Es ging weiter voran. Aus der Masse vor uns quetschte sich plötzlich ein Junge hervor. Ich schätzte ihn auf 2 Jahre jünger als mich selbst. In seinem Gesicht spiegelten sich Frust und Enttäuschung. „Da hat wohl jemand Schiss bekommen.“, stichelte Mark.
„Der ist noch zu jung.“, korrigierte Columbus ihn.
„Ja, so wie du beinahe auch noch!“ Mark stieß Columbus an. Das stimmte.
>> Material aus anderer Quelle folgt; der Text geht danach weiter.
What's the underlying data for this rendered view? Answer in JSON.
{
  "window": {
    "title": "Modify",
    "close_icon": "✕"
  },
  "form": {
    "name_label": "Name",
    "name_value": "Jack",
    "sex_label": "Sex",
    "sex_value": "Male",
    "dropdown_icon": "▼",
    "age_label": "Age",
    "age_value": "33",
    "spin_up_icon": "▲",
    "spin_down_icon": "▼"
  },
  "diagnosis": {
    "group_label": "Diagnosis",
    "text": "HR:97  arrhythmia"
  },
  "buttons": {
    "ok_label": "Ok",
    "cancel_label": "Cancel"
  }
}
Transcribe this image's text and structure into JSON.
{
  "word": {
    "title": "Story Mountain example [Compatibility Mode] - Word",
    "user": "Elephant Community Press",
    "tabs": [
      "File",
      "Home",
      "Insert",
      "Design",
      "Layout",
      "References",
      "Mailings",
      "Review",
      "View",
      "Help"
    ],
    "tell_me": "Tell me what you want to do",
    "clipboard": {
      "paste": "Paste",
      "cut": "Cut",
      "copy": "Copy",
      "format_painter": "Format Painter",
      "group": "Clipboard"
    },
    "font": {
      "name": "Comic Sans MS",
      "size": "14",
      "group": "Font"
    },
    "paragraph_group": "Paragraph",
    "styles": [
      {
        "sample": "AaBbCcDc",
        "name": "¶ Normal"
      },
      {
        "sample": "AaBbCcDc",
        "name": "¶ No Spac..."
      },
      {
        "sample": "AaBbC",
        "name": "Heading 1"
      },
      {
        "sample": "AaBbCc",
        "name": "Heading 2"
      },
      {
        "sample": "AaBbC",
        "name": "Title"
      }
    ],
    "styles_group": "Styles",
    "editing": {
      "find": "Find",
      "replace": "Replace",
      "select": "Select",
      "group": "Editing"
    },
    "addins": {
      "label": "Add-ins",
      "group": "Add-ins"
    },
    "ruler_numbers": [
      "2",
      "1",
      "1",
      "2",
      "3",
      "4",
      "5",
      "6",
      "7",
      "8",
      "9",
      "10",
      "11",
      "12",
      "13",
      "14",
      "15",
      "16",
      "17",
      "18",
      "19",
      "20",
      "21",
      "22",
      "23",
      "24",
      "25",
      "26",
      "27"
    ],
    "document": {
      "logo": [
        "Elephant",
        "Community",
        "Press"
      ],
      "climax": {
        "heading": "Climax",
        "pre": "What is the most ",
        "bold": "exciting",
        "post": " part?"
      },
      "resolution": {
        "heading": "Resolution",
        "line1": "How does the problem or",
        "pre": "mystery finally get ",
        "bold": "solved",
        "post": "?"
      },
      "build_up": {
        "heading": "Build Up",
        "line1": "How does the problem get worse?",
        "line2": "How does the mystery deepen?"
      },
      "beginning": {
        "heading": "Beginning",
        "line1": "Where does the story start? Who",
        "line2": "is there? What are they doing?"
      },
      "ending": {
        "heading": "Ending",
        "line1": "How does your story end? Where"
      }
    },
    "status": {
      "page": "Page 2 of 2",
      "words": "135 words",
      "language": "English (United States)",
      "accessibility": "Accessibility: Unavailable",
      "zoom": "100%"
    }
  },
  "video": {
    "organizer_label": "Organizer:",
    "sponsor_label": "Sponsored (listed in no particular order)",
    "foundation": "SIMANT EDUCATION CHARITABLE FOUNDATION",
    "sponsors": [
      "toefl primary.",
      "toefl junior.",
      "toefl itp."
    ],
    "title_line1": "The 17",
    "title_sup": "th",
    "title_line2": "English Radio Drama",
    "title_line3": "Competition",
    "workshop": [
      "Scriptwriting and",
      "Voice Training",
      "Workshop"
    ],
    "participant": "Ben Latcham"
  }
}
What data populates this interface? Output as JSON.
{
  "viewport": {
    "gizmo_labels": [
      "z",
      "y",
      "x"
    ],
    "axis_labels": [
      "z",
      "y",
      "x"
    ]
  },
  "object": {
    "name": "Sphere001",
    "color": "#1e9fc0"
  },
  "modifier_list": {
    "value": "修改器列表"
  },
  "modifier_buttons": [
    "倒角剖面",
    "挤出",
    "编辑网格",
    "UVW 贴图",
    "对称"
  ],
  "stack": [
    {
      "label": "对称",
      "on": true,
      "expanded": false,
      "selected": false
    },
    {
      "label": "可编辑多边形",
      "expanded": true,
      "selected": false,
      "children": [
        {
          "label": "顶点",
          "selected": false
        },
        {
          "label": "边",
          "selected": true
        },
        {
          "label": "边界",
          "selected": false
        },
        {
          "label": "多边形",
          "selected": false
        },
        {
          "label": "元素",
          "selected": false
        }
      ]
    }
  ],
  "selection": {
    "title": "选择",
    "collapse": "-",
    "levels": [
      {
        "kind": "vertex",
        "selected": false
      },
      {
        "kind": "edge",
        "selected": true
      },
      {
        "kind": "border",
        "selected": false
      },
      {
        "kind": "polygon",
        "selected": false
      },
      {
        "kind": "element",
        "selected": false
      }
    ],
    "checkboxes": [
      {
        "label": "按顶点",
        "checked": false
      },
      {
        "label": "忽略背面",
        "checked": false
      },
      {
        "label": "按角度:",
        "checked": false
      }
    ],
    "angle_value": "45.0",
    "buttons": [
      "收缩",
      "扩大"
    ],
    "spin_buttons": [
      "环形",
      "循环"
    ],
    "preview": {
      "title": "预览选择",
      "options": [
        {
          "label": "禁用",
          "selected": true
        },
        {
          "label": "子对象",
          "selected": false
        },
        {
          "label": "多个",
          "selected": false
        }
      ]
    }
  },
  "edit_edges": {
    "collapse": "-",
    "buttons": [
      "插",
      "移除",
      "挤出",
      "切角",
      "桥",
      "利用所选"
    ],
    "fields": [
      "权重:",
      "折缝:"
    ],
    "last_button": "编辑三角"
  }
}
Columbus hatte erst Mitte September seinen dreizehnten Geburtstag gefeiert. Jetzt war es Ende Oktober. Mark und ich hatten beide im Januar Geburtstag. Ich erinnerte mich daran als wäre es keine paar Stunden her.

Es war ein Donnerstag gewesen und der Schnee lag ausgesprochen hoch. Ich hatte kaum ein Auge zugetan und spielte ein paar Mal mit dem Gedanken an diesem Morgen die Schule zu schwänzen. Dann aber wurde mir wieder klar, dass ich es kaum erwarten konnte nach unten zu gehen. Um ein Geschenk auszupacken welches im Grunde keine Verpackung benötigte.
Ein Stockwerk tiefer hörte ich meine Mutter in der Küche hantieren. Nach einer kurzen Dusche schmiss ich mich in meine Klamotten und lief die Treppe hinunter. Ich hatte mir noch nicht einmal die Mühe gemacht, mir die Haare zu trocknen. Es roch nach Waffeln und heißer Schokolade. Ein paar Luftballons und eine Papiergirlande mit der Aufschrift HAPPY BIRTHDAY zierten die Diele.
Meine Schwester kam aus der Küche gerannt und warf mir einen blauen Luftballon entgegen. „Alles Gute zum Geburtstag!“, kreischte sie, drehte sich um und rannte wieder zurück. Ich versuchte sie zu packen, verfehlte sie aber um ein paar Zentimeter.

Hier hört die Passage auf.